At a news conference at the campaign headquarters of River East PC candidate Bonnie Mitchelson, McFadyen said if he becomes premier, his government would spend $150,000 to create a patient-advocate website. It would guide Manitoban families through the health-care system, specifying such things as patient wait times, bed availability and other services like home care.

“It’s primarily directed at caregivers and they’re the ones who gave us the idea for this,” McFadyen said. “It’s modest, we realize, but it’s one way of providing them with more information.”

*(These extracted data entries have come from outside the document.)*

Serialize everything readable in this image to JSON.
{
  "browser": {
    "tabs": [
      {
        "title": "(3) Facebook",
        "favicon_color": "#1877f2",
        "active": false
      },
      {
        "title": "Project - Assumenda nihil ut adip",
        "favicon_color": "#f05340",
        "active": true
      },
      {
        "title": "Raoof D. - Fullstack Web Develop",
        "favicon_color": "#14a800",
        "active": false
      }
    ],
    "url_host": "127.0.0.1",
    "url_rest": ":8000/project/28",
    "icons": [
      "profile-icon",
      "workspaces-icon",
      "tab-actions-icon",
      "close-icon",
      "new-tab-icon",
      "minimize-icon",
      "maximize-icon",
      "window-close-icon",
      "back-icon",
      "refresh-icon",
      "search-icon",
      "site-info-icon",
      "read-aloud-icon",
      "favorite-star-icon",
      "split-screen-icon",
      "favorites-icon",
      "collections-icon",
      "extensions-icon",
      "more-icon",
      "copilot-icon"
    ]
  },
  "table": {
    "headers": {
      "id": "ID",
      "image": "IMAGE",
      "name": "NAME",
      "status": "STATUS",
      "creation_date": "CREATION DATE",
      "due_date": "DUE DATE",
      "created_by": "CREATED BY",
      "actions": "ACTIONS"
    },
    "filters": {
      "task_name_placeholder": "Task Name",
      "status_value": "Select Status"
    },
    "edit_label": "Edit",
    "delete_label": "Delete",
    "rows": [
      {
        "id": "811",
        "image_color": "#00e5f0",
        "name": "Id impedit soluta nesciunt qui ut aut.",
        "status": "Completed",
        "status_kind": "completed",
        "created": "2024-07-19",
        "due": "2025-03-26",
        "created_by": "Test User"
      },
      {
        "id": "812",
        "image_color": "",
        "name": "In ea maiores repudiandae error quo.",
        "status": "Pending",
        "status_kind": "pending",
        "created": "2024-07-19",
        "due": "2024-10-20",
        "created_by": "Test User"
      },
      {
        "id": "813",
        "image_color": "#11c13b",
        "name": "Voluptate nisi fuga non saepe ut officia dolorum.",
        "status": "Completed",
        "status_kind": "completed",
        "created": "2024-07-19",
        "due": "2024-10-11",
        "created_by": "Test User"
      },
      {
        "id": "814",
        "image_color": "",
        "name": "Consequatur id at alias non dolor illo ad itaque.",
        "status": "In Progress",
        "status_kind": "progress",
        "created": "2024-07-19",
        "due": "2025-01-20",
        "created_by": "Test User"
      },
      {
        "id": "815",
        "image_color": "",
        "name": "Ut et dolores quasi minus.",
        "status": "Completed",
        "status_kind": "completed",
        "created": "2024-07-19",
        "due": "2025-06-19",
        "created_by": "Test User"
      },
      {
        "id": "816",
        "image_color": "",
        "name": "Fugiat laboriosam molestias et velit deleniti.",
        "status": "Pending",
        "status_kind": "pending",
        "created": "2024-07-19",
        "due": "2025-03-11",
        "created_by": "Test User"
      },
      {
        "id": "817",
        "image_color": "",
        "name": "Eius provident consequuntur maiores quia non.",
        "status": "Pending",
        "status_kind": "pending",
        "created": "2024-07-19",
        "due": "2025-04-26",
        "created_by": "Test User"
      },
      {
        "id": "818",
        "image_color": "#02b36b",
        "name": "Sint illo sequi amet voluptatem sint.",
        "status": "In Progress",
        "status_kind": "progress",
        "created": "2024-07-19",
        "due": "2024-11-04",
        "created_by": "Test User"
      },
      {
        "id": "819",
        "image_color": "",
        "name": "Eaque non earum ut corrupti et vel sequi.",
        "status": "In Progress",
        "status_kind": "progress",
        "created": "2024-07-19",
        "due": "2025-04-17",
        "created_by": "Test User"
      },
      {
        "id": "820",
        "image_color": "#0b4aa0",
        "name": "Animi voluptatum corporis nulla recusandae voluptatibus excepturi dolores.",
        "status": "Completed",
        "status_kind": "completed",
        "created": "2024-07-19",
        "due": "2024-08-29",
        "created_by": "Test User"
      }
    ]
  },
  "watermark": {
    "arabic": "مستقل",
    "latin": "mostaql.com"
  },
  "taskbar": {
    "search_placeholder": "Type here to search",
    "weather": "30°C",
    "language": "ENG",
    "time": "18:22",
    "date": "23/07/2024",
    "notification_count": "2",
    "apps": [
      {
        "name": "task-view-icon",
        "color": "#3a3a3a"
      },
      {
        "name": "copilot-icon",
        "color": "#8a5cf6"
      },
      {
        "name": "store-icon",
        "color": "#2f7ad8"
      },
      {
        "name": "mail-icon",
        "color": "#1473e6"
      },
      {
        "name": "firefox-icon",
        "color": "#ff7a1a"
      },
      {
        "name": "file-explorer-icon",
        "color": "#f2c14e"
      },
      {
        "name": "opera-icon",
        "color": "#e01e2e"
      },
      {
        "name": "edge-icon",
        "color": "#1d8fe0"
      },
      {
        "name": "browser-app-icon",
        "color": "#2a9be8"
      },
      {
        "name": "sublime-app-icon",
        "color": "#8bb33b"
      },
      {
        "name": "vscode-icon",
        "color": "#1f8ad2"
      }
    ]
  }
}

McFadyen said under the NDP, the information is scattered across multiple websites and links of Manitoba Health and the various regional health authorities. He said a PC government would also create a seniors health-care hotline with information on seniors health care.

As well, it would introduce geriatric emergency management nurses at the Grace and Concordia hospitals. The plan calls for specialized nurse clinicians to conduct comprehensive geriatric assessments, assist emergency staff with admissions, arrange for appropriate supports in the community and educate staff, patients and caregivers about geriatric issues. The program is based on one already in place in Ontario.

River East is one of several ridings at play this election as the NDP has made steady gains there in the past two votes. Mitchelson has represented it since 1986, but won it by only 52 votes over the NDP’s Kurt Penner in 2007. Penner is running again this election.

Meanwhile, Southdale — the location of Selinger’s announcement on Sunday — was Tory territory until the NDP’s Erin Selby stole it from the Conservatives in 2007.